– Как вам угодно, – я подумал, что если теперь моя очередь поддерживать разговор, то в нашей ситуации за благо было бы вернуться к теме погоды. Неисчерпаемо и нейтрально. Хотя, может быть, какой-нибудь анекдот (я, увы, не спец по этой части) или армейская история (за неимением собственного опыта также, увы мне) могли бы разрядить обстановку. И, неожиданно для самого себя, вместо предполагаемой метеорологической темы вернулся к закрытой Андреем: «Интересное имя Август, да ещё второй. Октавиан… Что-то античное, латинское, императорское». Я предпринял честную попытку выказать своё неотрицательное отношение и непосредственно к покойному, и опосредованно к Андрею.

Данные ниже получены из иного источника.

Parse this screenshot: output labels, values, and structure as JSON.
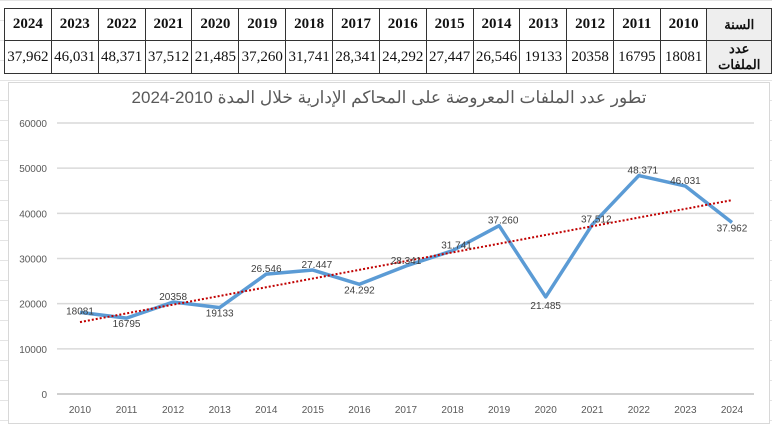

– А, вы про имя, – он улыбнулся – нет, к императорским амбициям Август отношения не имеет. Это вроде псевдонима, ну, знаете, у артистов так принято… Я думаю, здесь что-то календарное…
«Душевнобольные называют себя именами императоров, великих учёных или писателей тире художников. Интересно, лет через сто, в самом начале двадцать второго века, найдётся хоть один сумасшедший, кто назовётся моим именем? Это своего рода признание, и его надо заслужить. И какие новые категории людей дадут свои имена следующим поколениям обитателей жёлтых домов? Известные бандиты и звёзды «мыльных опер»? Мельчает человечество…» – вихрем пронеслось в моей голове. Я окончательно смирился с присутствием Андрея и почти простил ему вторжение в моё неудавшееся одиночество. Потолкуем. А завтра и не вспомним друг друга. Тоже вариант.
– Хотите коньяку?
Он проигнорировал мой отрицающий жест и заказал два «по сто» и лимон, зачем-то сразу же оплатив заказ.
– Я вообще-то не пью, – Андрей в несколько крупных и шумных глотков выпил свой коньяк. – То есть раньше не пил, – он закусил кружком лимона и по-детски скривился.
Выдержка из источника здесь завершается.